We love our neighbor by participating in acts of justice. To join this work requires an intentional look at our past complicity, even if we were only complicit by our silence.

My intention is not to force my white brothers and sisters to feel guilty that they were born into the majority. However, if we can only respond in defensiveness to truth-telling, we may not be secure in our faith in the God of the oppressed. Peacemaking is a gospel mandate. I posit that peacemaking will require us to look intentionally at our collective past and see that there can be no peace until we repent and pay reparations to the groups that we have disadvantaged despite our call to love our neighbor.
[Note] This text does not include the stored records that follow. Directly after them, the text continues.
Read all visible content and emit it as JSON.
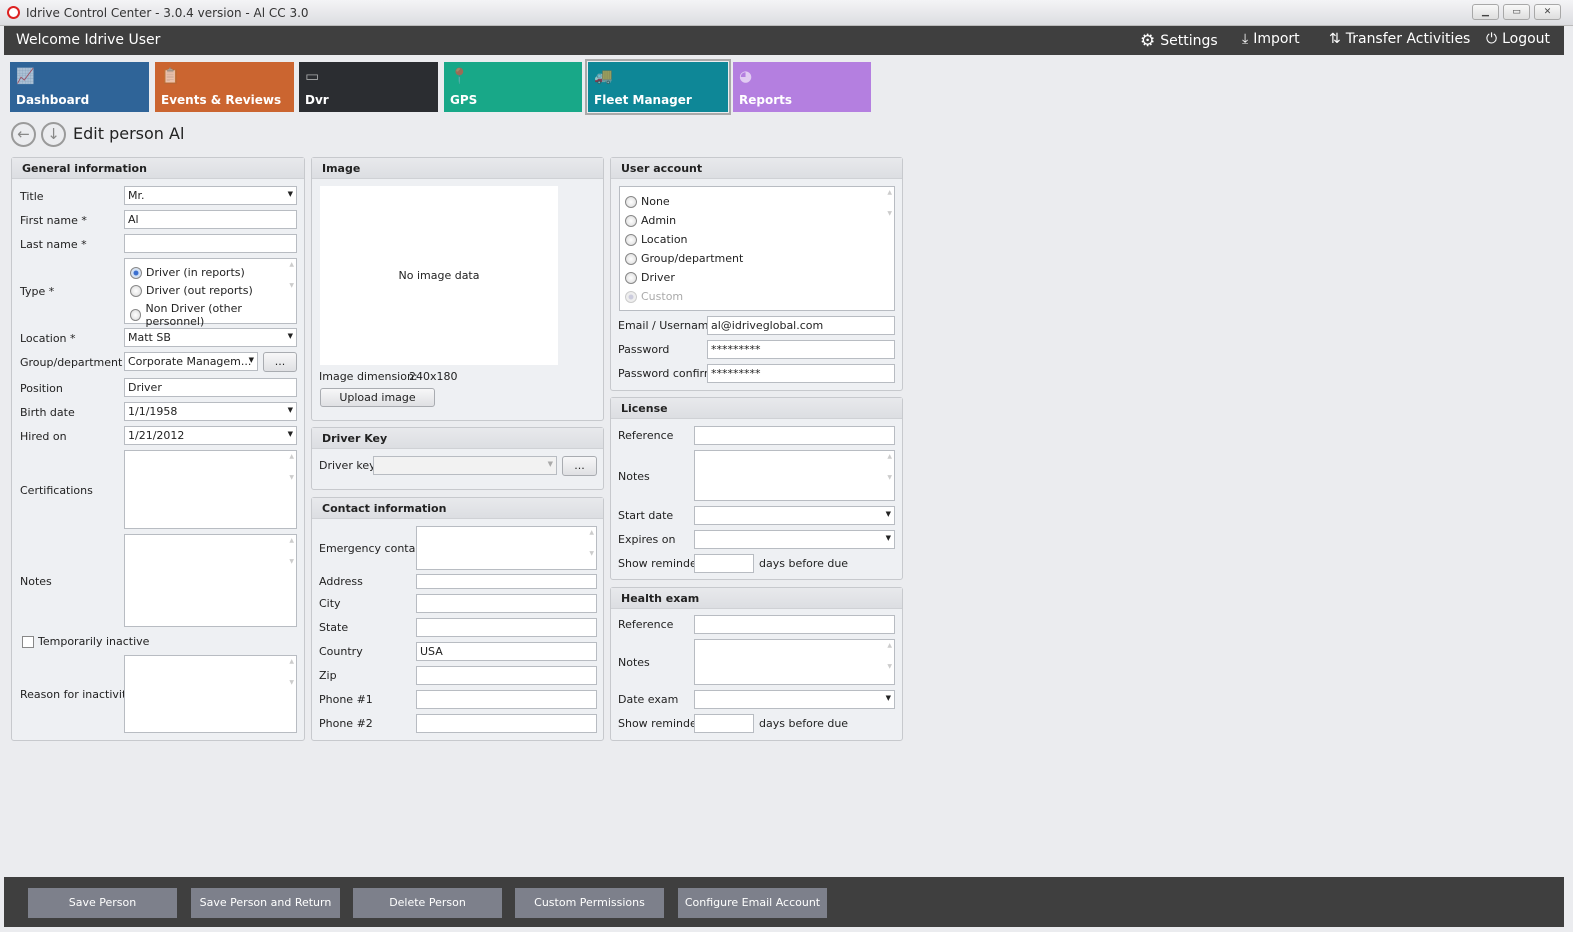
{
  "window": {
    "title": "Idrive Control Center - 3.0.4 version - Al CC 3.0",
    "min": "▁",
    "max": "▭",
    "close": "✕"
  },
  "header": {
    "welcome": "Welcome Idrive User",
    "settings": "Settings",
    "import": "Import",
    "transfer": "Transfer Activities",
    "logout": "Logout"
  },
  "tiles": [
    {
      "label": "Dashboard",
      "color": "#2f6498",
      "icon": "chart-icon"
    },
    {
      "label": "Events & Reviews",
      "color": "#cb6530",
      "icon": "clipboard-icon"
    },
    {
      "label": "Dvr",
      "color": "#2b2d31",
      "icon": "dvr-icon"
    },
    {
      "label": "GPS",
      "color": "#18a888",
      "icon": "map-pin-icon"
    },
    {
      "label": "Fleet Manager",
      "color": "#0e8797",
      "icon": "trucks-icon",
      "selected": true
    },
    {
      "label": "Reports",
      "color": "#b47fe0",
      "icon": "pie-icon"
    }
  ],
  "page": {
    "title": "Edit person Al"
  },
  "general": {
    "header": "General information",
    "title_label": "Title",
    "title_value": "Mr.",
    "first_label": "First name *",
    "first_value": "Al",
    "last_label": "Last name *",
    "last_value": "",
    "type_label": "Type *",
    "type_options": [
      "Driver (in reports)",
      "Driver (out reports)",
      "Non Driver (other personnel)"
    ],
    "type_selected": "Driver (in reports)",
    "location_label": "Location *",
    "location_value": "Matt SB",
    "group_label": "Group/department",
    "group_value": "Corporate Managem...",
    "group_button": "...",
    "position_label": "Position",
    "position_value": "Driver",
    "birth_label": "Birth date",
    "birth_value": "1/1/1958",
    "hired_label": "Hired on",
    "hired_value": "1/21/2012",
    "cert_label": "Certifications",
    "notes_label": "Notes",
    "inactive_label": "Temporarily inactive",
    "inactive_checked": false,
    "reason_label": "Reason for inactivity"
  },
  "image": {
    "header": "Image",
    "empty": "No image data",
    "dimension_label": "Image dimension:",
    "dimension_value": "240x180",
    "upload": "Upload image"
  },
  "driver_key": {
    "header": "Driver Key",
    "label": "Driver key",
    "value": "",
    "button": "..."
  },
  "contact": {
    "header": "Contact information",
    "emergency": "Emergency contact",
    "address": "Address",
    "city": "City",
    "state": "State",
    "country": "Country",
    "country_value": "USA",
    "zip": "Zip",
    "phone1": "Phone #1",
    "phone2": "Phone #2"
  },
  "user_account": {
    "header": "User account",
    "options": [
      "None",
      "Admin",
      "Location",
      "Group/department",
      "Driver",
      "Custom"
    ],
    "selected": "Custom",
    "email_label": "Email / Username",
    "email_value": "al@idriveglobal.com",
    "password_label": "Password",
    "password_value": "*********",
    "confirm_label": "Password confirm",
    "confirm_value": "*********"
  },
  "license": {
    "header": "License",
    "reference": "Reference",
    "notes": "Notes",
    "start": "Start date",
    "expires": "Expires on",
    "reminder": "Show reminder",
    "days": "days before due"
  },
  "health": {
    "header": "Health exam",
    "reference": "Reference",
    "notes": "Notes",
    "date": "Date exam",
    "reminder": "Show reminder",
    "days": "days before due"
  },
  "footer": {
    "save": "Save Person",
    "save_return": "Save Person and Return",
    "delete": "Delete Person",
    "permissions": "Custom Permissions",
    "email": "Configure Email Account"
  }
}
Blessed are the peacemakers, for they shall bring God’s truth to the world and be called children of God.

Currently, the Christian church in the United States sits in what one of our trip’s speakers called a “precarious peace” — the limbo where we exist without acknowledging hard topics. This is where the church sits when we refuse to acknowledge our complicity in injustice. I do not believe that it is possible to fully participate in God’s healing and peace without engaging in truthful conversations.

Equal Justice Initiative Executive Director Bryan Stevenson says that truth and reconciliation are sequential. We cannot move forward until we acknowledge the truth. If we are to be the peacemakers whom God has sent into this broken world, then we must be willing to realize and repent of the ways that we have not only been complicit but have actively participated in maintaining unjust systems in a world that badly needs the hope of the gospel. As my friend Dominique DuBois Gilliard says, “It’s not up to us to do everything, but everyone has to do something.”

To become peacemakers, we must also become truth-tellers. This will be a hard and sometimes heartbreaking journey. But Jesus commanded us to die to ourselves as we follow Him (Mark 8:35, Luke 9:23). When we follow the path of the suffering Messiah, we will truly be able to become the children of God. May we resist the temptation to settle for a precarious peace and may we be bold enough to declare the truth to the spaces God has given us to inhabit.

Lexi Baysinger, a graduate assistant for Greenville University’s Office of Diversity and Inclusion, helped organize the “Justice Ministry Pilgrimage: The Gospel and the Politics of Race” alongside Lisa Sharon Harper and Free Methodist elder Ben Wayman, who holds Greenville University’s James F. and Leona N. Andrews Chair in Christian Unity. Baysinger is pursuing a master’s degree through Southern Illinois University Edwardsville’s college student personnel administration program.